Die amtswegige Einleitung eines Vollstreckungsverfahren läge im gegenständlichen Fall jedenfalls im öffentlichen Interesse (§ 1a VVG), da im gegenständlichen Fall das hoch einzu-schätzende öffentliche Interesse an einem geordneten Vollzug des Fremden- und Nieder-lassungswesens berührt wird und liegt die Einleitung eines solchen Vollstreckungs-verfahren diesfalls nicht im Ermessen des BFA ( … ist [Anm: Hervorhebung nicht im Original] von der Behörde … von Amts wegen … einzuleiten).
Bei der aktuell erlassenen Rückkehrentscheidung iVm der festgelegten Verpflichtung, das Bundesgebiet unverzüglich zu verlassen, handelt es sich um ein vollstreckbares Leistungs-erkenntnis (Anm: bei der per Bescheid/Erkenntnis erlassenen Rückkehrentscheidung gem. § 52 FPG handelt es sich per definitionem um die Verpflichtung, das Bundesgebiet zu verlassen und ist dieser Verpflichtung innerhalb der gem. § 55 FPG bescheidmäßig/per Erkenntnis festgesetzten Frist zu entsprechen).
Bei Ihrer Verpflichtung, das Bundesgebiet innerhalb der genannten Frist zu verlassen, handelt es sich um eine unvertretbare Leistung, welche einer Ersatzvornahme gem. § 4 VVG nicht zugänglich ist, sondern welche gem. § 5 VVG zu vollstrecken ist.
Aufgrund des im Verfahrensgang beschriebenen Sachverhalts ist die Verpflichtung der bP, das Bundesgebiet zu verlassen, auch –neben dem Einsatz jener Mitteln, welche das BPG zur Verfügung stellt- gem. § 5 VVG unter Einsatz der in der leg. cit. genannten Beugestrafen zu vollstrecken.
Zu B) Unzulässigkeit der Revision:
Gemäß § 25a Abs. 1 VwGG hat das Verwaltungsgericht im Spruch seines Erkenntnisses oder Beschlusses auszusprechen, ob die Revision gemäß Art. 133 Abs. 4 B-VG zulässig ist. Der Ausspruch ist kurz zu begründen.

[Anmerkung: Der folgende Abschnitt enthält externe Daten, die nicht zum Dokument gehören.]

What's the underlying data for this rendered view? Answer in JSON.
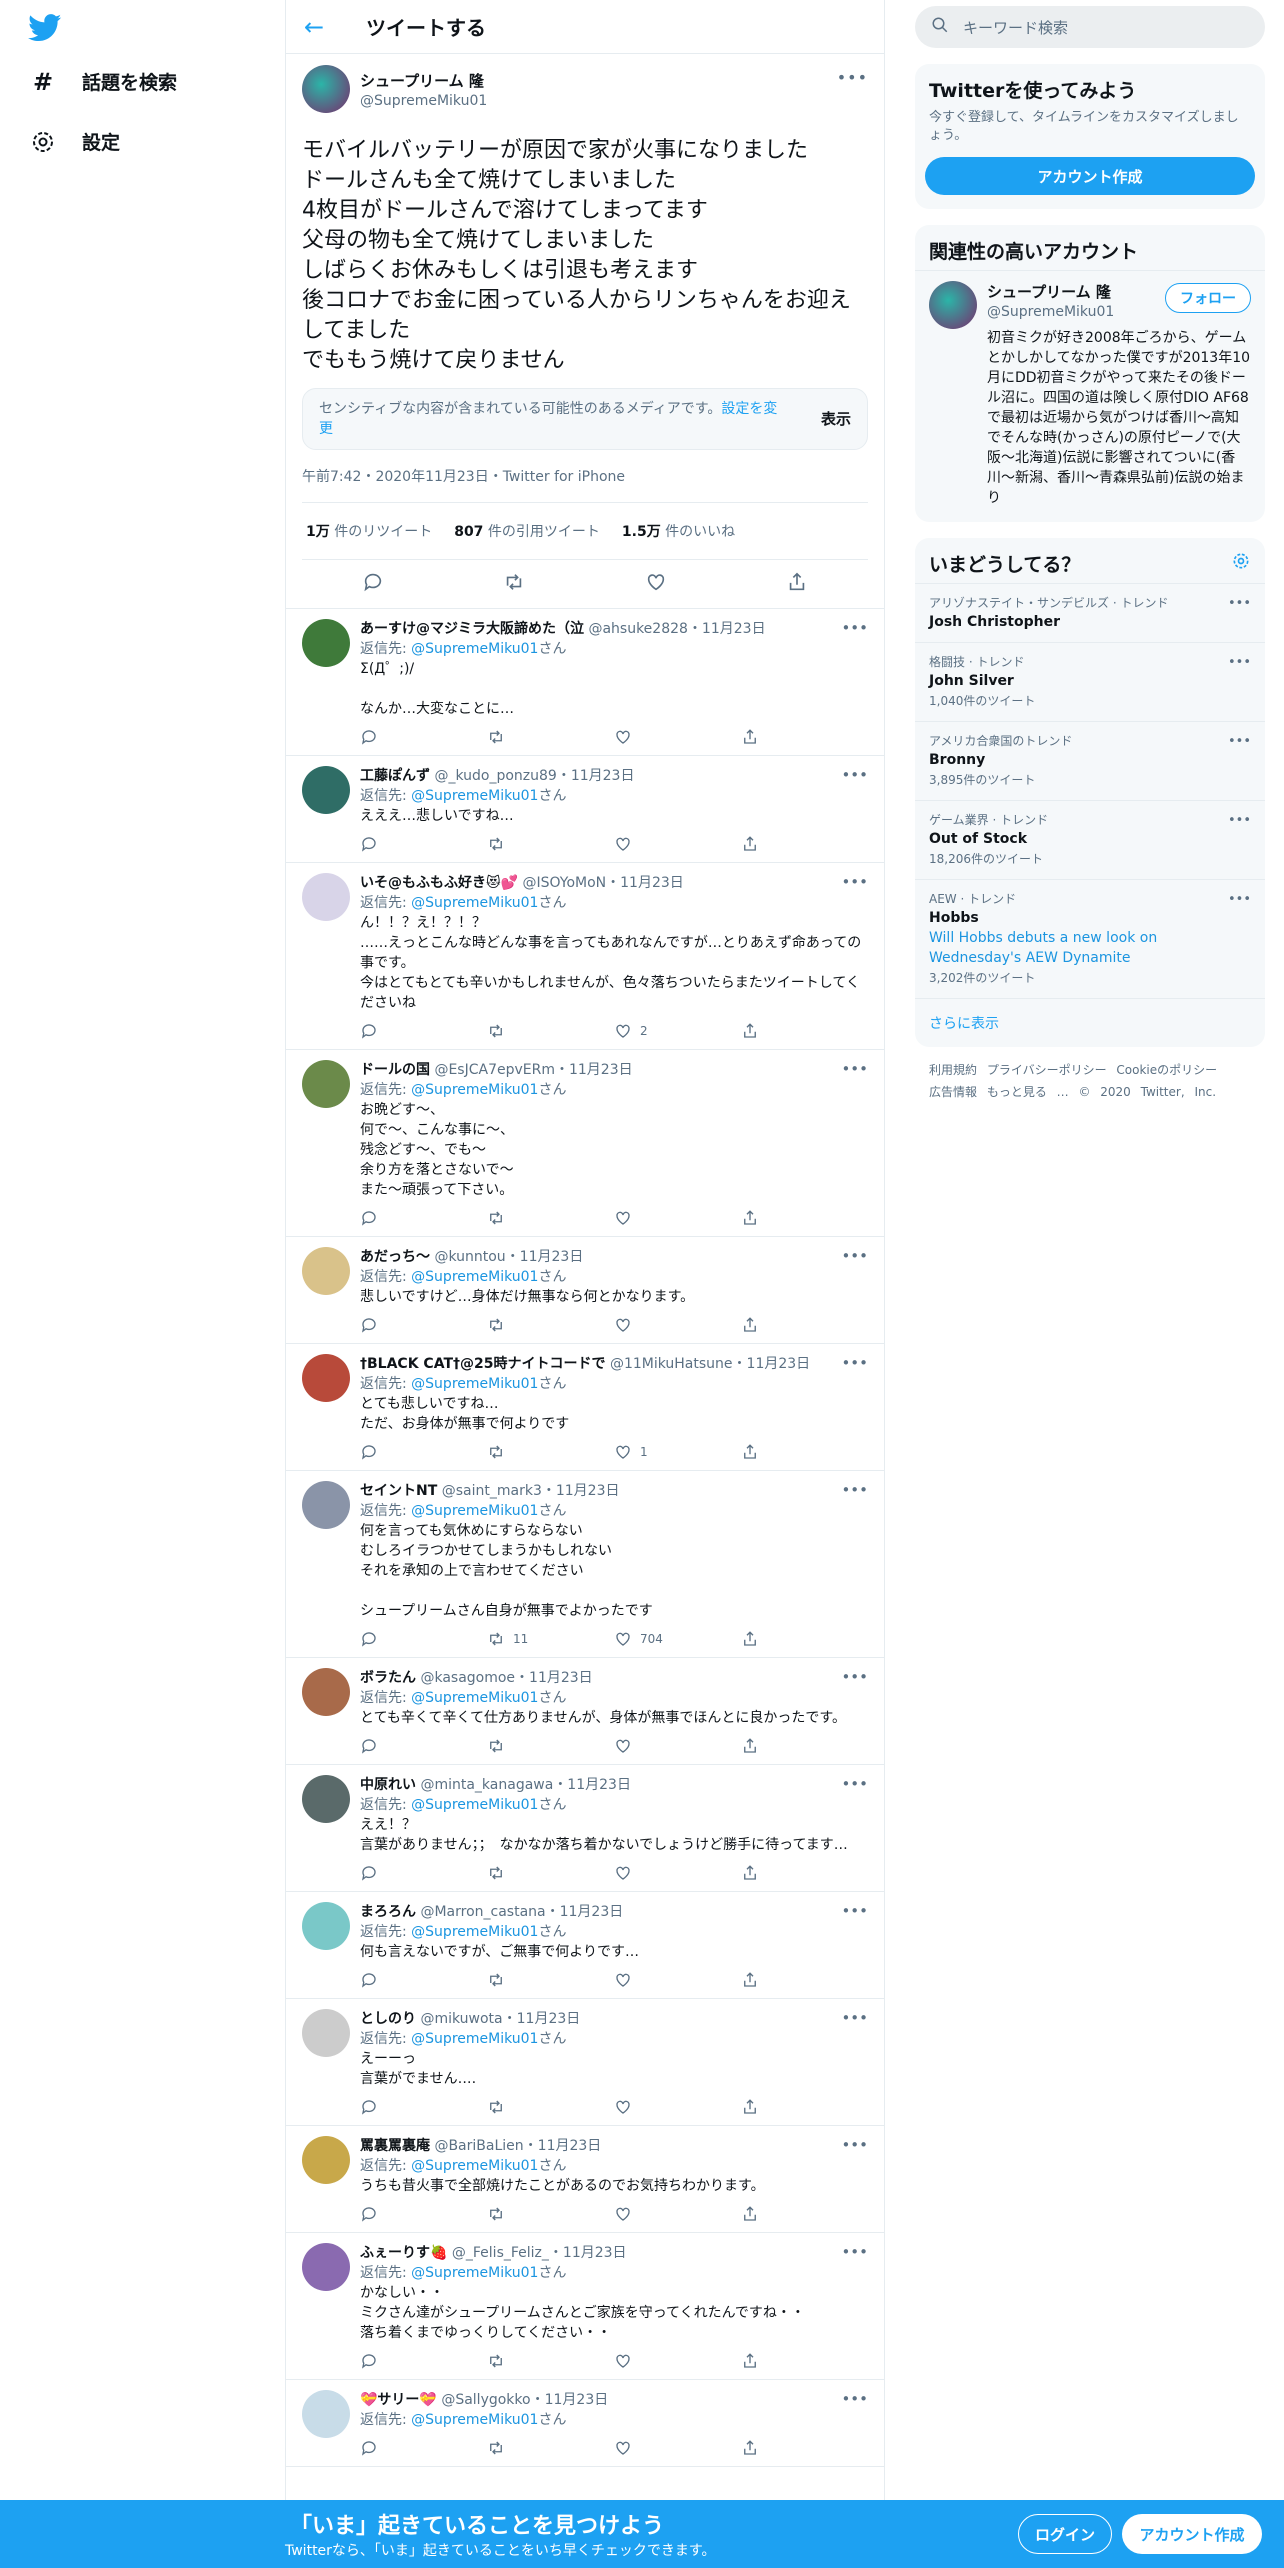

Die Revision ist gemäß Art 133 Abs. 4 B-VG nicht zulässig, weil die Entscheidung nicht von der Lösung einer Rechtsfrage abhängt, der grundsätzliche Bedeutung zukommt. Weder weicht die gegenständliche Entscheidung von der bisherigen Rechtsprechung des Verwaltungs-gerichtshofes ab, noch fehlt es an einer Rechtsprechung, weiters ist die vorliegende Rechtsprechung des Verwaltungsgerichtshofes auch nicht als uneinheitlich zu beurteilen. Auch liegen keine sonstigen Hinweise auf eine grundsätzliche Bedeutung der zu lösenden Rechtsfrage vor.
Aus den dem gegenständlichen Erkenntnis entnehmbaren Ausführungen geht hervor, dass das ho. Gericht in seiner Rechtsprechung im gegenständlichen Fall nicht von der bereits zitierten einheitlichen Rechtsprechung des VwGH, insbesondere zur Auslegung des Begriffs des internationalen Schutzes, sowie des durch Art. 8 EMRK geschützten Recht auf ein Privat- und Familienlebens, der Auslegung des § 53 FPG, sowie der Ermächtigung, im gegenständlichen Verfahren auch ein Verhalten zu berücksichtigen, welches zu keine Verurteilung durch die Strafgerichte führte, abgeht. Im Hinblick auf die Auslegung des Rechtsinstituts des sicheren Herkunftsstaates orientiert sich das ho. Gericht ebenfalls an der hierzu einheitlichen höchstgerichtlichen Judikatur. Ebenso löst das ho. Gericht die Frage, ob eine Verhandlung stattzufinden hatte im Lichte der höchstgerichtlichen Judikatur.
Aufgrund der oa. Ausführungen war die Revision nicht zuzulassen.